Member of the Western Australian Parliament for North Perth
- In office 24 April 1901 – 19 September 1901
- Preceded by: Charles Oldham
- Succeeded by: George McWilliams

Personal details
- Born: 2 December 1838 Selby, Yorkshire, England
- Died: 19 September 1901 (aged 62) Perth, Western Australia, Australia
- Resting place: Karrakatta cemetery
- Party: Independent
- Profession: Railway commissioner, public servant and politician
- Known for: Inaugural railway commissioner of Railways Commission of Victoria

= Richard Speight =

Australian politician

Richard Speight (2 December 1838 – 19 September 1901) was an English-born commissioner of railways in the Colony of Victoria, serving between 1883 and 1892. In his latter years, Speight was briefly a Member of the Western Australian Legislative Assembly.

==Biography==
Speight was born in Selby, Yorkshire, England. He was brought up from boyhood in the service of the Midland Railway Company until he attained a responsible position on the management.

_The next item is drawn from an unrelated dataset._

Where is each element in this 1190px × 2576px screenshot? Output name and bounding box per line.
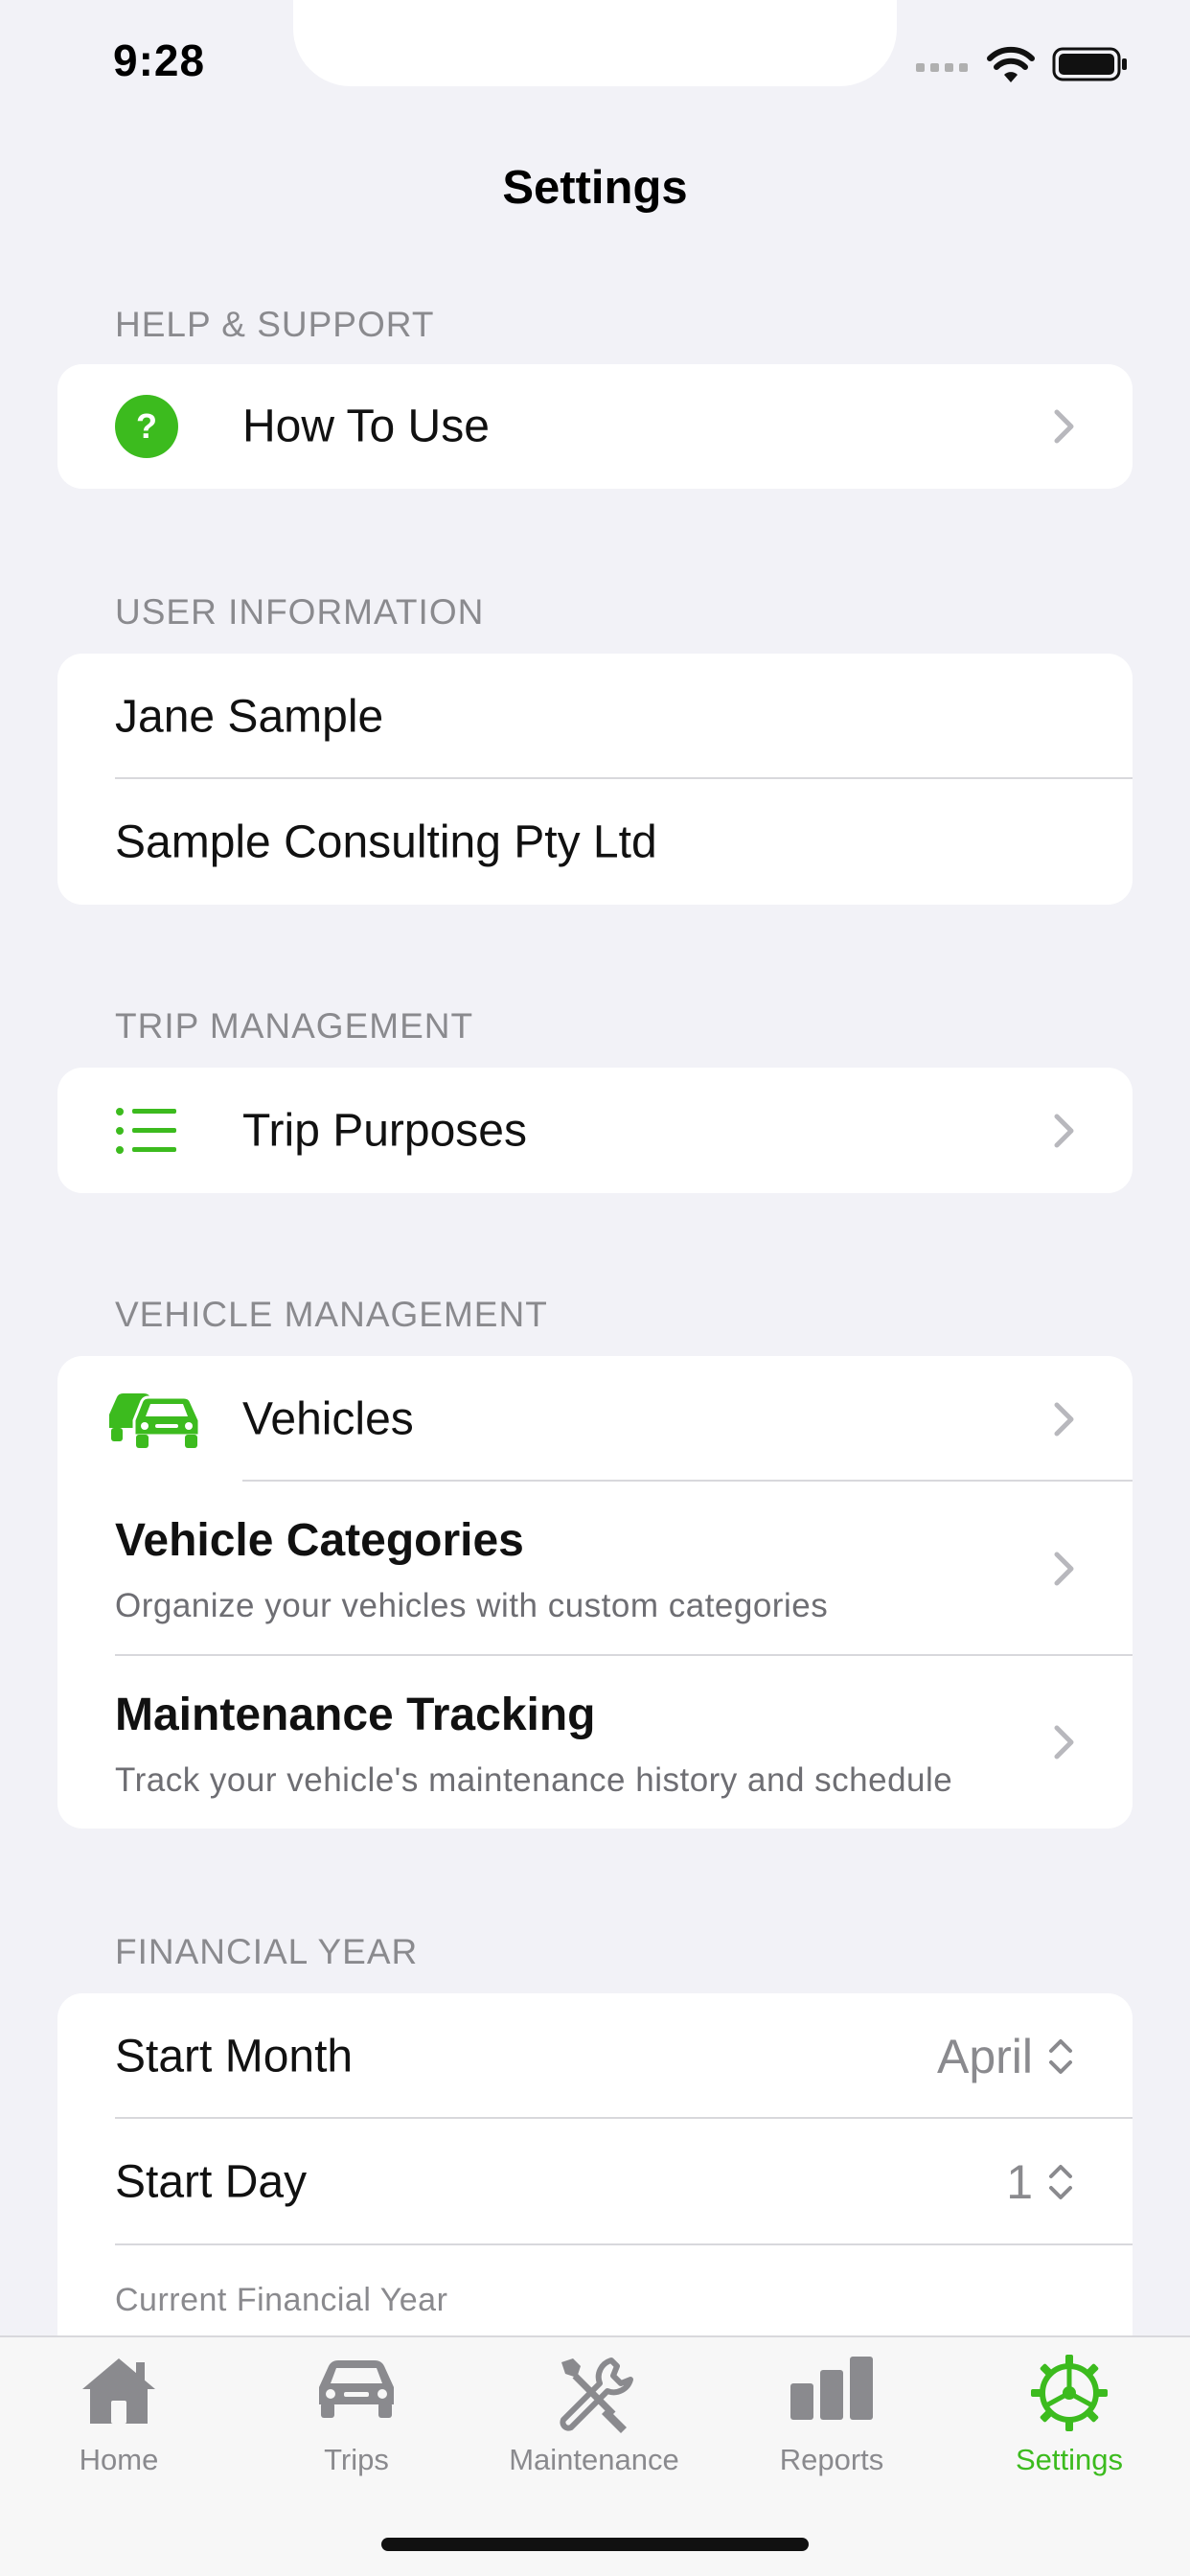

Speight accepted the new post of railway commissioner of the Railways Department of Victoria, in 1883. Most notably, he, along with fellow commissioners Alfred John Agg and R. Ford, was tasked with implementing the Railway Construction Act 1884, dubbed the "Octopus Act", which authorised the construction of fifty-nine new lines, as well as other additional works.

Conservative by nature, Speight preferred to invest in quality infrastructure in order to reduce operational and maintenance costs. However, that policy was in opposition the expansionist push by Victorian political leaders including Thomas Bent and John Woods, and it was alleged that Speight had over–extended the State.

Amidst claims of corruption and mismanagement, and the onset of a severe economic depression, Speight and the other commissioners resigned in 1892, following the passing of the Railways Act 1892 that relieved them of the responsibility for railway construction and reduced much of their power. Almost immediately, Speight sued David Syme, the editor of The Age, for £25,000, alleging libel. Speight lost on nine of the ten counts, and was awarded one farthing in damages for the count he won. In 1895, he was refused a new trial.

In 1898, he relocated to Western Australia, where he became managing director of Jarrahdale Jarrah Forests and Railways Company. At the 1901 state election, Speight won the seat of North Perth as an independent candidate, but died five months later, on 19 September 1901, survived by eight children.